Mi piace molto
vedere crescere mia figlia, poter parlare con lei, affrontare i primi
ragionamenti su argomenti da grandi. Su come va il mondo, sulla vita, sui
comportamenti delle persone.
Sono contento di
questo scambio di vedute, che cerco sempre di spostare il piano del
ragionamento. Non “E’ così” o “Si fa così!” ma partendo da un ragionamento,
almeno quello che è il mio, per arrivare a delle conclusioni. E’ sempre, per
fortuna, uno scambio di vedute. Per quanto piccola, arricchisce quello che
cerco di spiegarle, mi incalza con domande quando non sono chiaro o quando non
capisce.
Succede spesso, poi,
che durante momenti particolari della giornata, prima di andare a dormire, a
tavola o mentre la accompagno a scuola, si lasci andare raccontandomi cosa le
succede a scuola, come si comportano lei ed i suoi amici, quello che dici e quello
che fa. E’ un bel momento perché mi apre una piccola finestra sul suo mondo al
quale, altrimenti, non avrei accesso e sul quale non potrei avere parola. Non
sono sempre racconti nei quali lei si comporta bene. Quando succede, me li
racconta con la consapevolezza di non essere interamente dalla parte della ragione. Magari non si è
comportata bene con una compagna di scuola, ha disobbedito alle maestre o ha
fatto qualcosa di nascosto.
Penso che in questi
momenti di confidenza ci sia una sorta di “compromesso
tacito”. Quello di cui hanno bisogno in quel momento sono i nostri riscontri,
non i nostri giudizi o le nostre punizioni.

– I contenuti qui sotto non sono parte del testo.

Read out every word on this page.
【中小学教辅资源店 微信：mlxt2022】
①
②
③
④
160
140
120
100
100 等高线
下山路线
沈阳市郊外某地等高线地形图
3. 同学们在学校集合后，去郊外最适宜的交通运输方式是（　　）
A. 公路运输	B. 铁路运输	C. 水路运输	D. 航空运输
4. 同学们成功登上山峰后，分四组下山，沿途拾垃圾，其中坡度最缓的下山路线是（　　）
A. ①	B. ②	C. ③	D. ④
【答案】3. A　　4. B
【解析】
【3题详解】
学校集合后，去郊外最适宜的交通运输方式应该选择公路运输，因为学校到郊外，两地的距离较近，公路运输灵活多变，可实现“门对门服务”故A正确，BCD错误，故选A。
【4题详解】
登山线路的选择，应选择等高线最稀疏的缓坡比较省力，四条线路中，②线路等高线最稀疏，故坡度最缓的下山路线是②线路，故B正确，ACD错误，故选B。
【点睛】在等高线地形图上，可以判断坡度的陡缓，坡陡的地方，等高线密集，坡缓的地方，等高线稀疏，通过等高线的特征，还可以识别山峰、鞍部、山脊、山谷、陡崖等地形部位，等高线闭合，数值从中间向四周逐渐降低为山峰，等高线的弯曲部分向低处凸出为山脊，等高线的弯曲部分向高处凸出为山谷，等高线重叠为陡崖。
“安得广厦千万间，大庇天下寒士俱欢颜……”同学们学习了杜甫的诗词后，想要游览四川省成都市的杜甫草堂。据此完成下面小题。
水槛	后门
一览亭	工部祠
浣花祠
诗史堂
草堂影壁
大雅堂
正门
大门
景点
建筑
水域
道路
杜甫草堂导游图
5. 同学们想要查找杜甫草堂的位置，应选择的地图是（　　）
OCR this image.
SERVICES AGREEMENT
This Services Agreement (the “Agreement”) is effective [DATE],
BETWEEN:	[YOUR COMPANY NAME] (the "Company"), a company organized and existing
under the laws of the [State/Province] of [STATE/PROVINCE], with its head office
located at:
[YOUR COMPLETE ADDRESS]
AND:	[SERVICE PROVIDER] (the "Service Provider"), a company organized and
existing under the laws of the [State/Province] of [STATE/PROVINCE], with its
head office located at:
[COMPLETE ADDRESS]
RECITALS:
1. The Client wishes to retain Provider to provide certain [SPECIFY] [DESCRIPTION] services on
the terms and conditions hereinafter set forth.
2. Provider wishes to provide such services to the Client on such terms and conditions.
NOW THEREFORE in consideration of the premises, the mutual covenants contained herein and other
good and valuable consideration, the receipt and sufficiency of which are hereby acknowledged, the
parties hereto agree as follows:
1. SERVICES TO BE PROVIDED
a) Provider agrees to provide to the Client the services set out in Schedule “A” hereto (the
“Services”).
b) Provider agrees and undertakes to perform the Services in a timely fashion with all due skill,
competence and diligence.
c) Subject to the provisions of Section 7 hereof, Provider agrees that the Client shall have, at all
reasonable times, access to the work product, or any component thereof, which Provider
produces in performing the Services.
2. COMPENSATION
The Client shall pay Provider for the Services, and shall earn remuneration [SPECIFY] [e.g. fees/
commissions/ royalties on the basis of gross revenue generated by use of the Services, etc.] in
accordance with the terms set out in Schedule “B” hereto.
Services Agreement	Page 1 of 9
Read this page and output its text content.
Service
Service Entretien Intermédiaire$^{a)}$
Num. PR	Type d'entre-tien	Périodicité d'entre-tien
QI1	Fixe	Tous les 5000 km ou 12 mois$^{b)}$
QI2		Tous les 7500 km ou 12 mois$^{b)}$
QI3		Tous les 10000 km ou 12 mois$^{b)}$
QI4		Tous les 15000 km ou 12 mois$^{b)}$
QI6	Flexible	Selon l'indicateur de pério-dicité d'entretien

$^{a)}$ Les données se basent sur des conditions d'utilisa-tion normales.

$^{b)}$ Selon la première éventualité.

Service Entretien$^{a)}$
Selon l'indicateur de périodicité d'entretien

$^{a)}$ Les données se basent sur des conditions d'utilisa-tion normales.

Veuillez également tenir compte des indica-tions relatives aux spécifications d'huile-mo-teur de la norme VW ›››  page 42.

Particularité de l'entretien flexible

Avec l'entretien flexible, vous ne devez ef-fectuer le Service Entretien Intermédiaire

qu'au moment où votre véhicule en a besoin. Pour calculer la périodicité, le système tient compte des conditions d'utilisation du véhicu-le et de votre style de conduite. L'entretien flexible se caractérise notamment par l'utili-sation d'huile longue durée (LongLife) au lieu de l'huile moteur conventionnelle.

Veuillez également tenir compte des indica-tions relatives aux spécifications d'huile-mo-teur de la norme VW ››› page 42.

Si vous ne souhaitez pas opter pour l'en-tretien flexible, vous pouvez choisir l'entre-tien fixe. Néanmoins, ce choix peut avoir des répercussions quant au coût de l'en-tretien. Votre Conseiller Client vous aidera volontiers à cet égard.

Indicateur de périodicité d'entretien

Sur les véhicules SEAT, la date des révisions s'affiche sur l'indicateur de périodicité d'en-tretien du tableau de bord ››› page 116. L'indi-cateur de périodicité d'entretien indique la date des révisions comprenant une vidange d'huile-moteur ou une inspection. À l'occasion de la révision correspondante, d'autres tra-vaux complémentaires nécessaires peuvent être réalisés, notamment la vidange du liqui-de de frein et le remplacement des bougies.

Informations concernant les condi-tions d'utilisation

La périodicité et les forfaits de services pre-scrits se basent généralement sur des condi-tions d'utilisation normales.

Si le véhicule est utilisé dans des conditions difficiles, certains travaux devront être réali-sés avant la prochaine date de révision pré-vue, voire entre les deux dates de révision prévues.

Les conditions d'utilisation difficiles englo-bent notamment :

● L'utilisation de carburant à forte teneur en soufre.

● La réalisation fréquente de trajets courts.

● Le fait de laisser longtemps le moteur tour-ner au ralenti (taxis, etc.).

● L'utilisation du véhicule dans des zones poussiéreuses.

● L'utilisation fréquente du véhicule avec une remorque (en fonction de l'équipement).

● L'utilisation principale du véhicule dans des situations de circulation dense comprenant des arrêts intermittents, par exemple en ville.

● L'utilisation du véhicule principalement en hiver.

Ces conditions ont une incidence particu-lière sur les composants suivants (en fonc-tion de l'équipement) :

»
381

Non credo né nel “genitore
compagno/amico”, che diventa complice delle marachelle del figlio, né nel “genitore
confessore”, che ascolta ed assolve per qualsiasi cosa, né nel “genitore
giudice” che individua il reato e stabilisce una punizione.
Secondo me, in tutti
i casi verremmo meno al nostro ruolo di genitori, in più, nel secondo,
azzereremmo qualsiasi altra possibilità di dialogo in futuro.